What is robots.txt file?

Last updated 2 years, 8 months ago | 545 views 75     5

Tags:- robots_txt

Googlebot | What is a robots.txt file?

A robots.txt is a simple text file that can be created by a notepad editor. This file is used for search engines, which provide instructions to search engines on how search engines crawl your website. It is supported by all major search engines.

A robots.txt file contains allow and disallow statements that define which sections of website search engines should or shouldn’t crawl. Additionally, an XML Sitemap declaration can be added as well to provide an additional signal about your XML Sitemaps or Sitemap Index file to search engines. 

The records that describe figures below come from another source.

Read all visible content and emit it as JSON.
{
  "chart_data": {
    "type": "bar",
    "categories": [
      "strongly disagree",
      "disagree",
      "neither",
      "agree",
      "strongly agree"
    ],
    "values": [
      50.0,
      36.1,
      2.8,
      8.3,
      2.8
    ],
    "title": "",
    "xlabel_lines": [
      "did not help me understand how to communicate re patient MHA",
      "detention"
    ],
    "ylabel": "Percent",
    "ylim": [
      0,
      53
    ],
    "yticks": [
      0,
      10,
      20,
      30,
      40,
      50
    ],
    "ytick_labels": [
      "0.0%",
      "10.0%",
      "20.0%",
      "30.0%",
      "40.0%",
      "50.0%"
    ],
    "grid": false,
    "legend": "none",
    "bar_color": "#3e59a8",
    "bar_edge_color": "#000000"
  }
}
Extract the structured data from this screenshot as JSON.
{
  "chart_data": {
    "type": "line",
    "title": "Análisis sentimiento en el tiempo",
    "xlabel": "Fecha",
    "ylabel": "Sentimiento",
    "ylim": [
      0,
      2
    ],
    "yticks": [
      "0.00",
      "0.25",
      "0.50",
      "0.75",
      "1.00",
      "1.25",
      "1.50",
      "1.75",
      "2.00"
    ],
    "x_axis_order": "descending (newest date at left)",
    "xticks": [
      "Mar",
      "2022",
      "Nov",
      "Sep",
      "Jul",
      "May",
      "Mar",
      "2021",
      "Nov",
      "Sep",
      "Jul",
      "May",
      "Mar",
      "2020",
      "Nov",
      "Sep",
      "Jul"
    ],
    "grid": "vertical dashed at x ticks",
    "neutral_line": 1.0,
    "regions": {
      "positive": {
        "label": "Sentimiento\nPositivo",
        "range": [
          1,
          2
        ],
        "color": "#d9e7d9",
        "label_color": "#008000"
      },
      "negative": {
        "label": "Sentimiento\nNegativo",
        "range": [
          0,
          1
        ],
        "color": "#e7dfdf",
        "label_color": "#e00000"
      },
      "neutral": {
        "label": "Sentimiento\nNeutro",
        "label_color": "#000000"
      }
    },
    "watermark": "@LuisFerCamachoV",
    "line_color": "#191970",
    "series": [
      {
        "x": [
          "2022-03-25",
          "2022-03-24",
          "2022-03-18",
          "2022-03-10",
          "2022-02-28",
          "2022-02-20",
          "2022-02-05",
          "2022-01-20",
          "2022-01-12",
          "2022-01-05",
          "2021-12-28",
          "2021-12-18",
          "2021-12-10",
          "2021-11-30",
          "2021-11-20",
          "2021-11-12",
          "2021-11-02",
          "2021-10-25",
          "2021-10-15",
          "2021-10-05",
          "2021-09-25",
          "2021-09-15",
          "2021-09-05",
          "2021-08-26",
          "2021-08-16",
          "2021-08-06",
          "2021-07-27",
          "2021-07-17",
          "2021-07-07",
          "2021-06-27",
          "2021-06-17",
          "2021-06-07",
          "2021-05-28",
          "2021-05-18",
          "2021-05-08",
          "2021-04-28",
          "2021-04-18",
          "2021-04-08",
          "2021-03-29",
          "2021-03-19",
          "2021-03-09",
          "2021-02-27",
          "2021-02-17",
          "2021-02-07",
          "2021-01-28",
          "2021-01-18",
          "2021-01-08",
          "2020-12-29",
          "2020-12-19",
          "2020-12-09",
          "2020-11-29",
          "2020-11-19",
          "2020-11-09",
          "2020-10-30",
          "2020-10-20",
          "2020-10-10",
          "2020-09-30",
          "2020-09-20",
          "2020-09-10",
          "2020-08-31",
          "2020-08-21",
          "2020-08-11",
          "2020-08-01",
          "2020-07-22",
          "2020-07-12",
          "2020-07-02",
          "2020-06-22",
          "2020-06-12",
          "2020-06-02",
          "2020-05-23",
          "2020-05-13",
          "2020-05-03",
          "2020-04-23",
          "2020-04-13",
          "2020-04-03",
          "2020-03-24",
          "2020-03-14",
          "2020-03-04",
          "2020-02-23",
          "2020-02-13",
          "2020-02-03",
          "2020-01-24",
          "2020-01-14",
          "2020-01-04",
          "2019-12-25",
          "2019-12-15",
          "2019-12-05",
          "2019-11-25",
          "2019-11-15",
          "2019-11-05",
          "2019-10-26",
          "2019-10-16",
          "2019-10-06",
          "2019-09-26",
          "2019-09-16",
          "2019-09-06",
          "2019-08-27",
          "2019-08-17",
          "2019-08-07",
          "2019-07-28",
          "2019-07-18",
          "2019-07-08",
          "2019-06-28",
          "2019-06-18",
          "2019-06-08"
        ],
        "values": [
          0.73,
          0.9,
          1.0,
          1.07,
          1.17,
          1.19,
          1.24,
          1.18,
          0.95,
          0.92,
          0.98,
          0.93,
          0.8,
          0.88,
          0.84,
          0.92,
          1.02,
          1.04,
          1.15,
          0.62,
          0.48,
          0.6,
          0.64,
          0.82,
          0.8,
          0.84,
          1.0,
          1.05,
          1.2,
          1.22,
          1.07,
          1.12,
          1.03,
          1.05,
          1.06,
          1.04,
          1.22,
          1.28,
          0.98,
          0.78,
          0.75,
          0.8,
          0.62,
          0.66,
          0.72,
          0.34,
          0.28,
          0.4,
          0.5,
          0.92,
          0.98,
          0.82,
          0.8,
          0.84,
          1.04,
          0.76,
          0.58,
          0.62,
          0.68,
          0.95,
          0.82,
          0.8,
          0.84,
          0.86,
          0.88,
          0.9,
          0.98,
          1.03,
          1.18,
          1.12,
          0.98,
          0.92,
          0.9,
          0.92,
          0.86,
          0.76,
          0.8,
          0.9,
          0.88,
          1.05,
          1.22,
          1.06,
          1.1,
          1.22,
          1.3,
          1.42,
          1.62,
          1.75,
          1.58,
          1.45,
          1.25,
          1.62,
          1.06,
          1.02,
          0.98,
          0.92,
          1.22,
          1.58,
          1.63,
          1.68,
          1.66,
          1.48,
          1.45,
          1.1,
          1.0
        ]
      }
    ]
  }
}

Make sure that the "robots.txt" file should be placed in the root directory of your website and should access like this:

http://www.example.com/robots.txt

User-agent

User-agent is a way by which browsers and search engines bots identify themselves to web servers. Such as Googlebot which is google's web crawler user agent. By using the user-agents statements, we can provide specific allow and disallow statements to a particular search engine. It’s important to note that if you use user agent sections, such as a Googlebot section, Googlebot will ignore all other sections in the robots.txt file.

User-agent: *
Disallow: /user_login
Disallow: /cart/
Allow: /index.html


//googlebot section

User-agent: googlebot
Disallow: /catalogs
Disallow: /cart/
Allow: /index.html

There are two user agent statement is defined in the above example. 1st statement applies to all search engines which defined by regular expression ("regex") wildcard. However, the second statement applies to just Googlebot. In this case, Googlebot ignores all statements except the Googlebot section.

Disallow Statements

disallow statements is useful for telling search engines not to crawl a certain part of your website.

User-agent: *
Disallow: /cart/
Disallow: /user_login/

Allow Statements

Allow statements are used for telling search engines to crawl certain parts of your website.

User-agent: *
Allow: /index.html
Allow: /category/

if a folder is covered by a disallow statement and you write a allow statement for a specific file from that folder. With allow and disallow statements, the more specific statement wins, so search bots will respect this allow statement despite it being covered by the disallow. 

User-agent:*
Disallow: /folder1/
Allow: /folder1/demo.html

XML Sitemap Declarations

This is an additional feature of the "robots.txt" file.  Since search engine bots start crawling a site by checking the robots.txt file, it provides you an opportunity to notify them of your XML Sitemap(s).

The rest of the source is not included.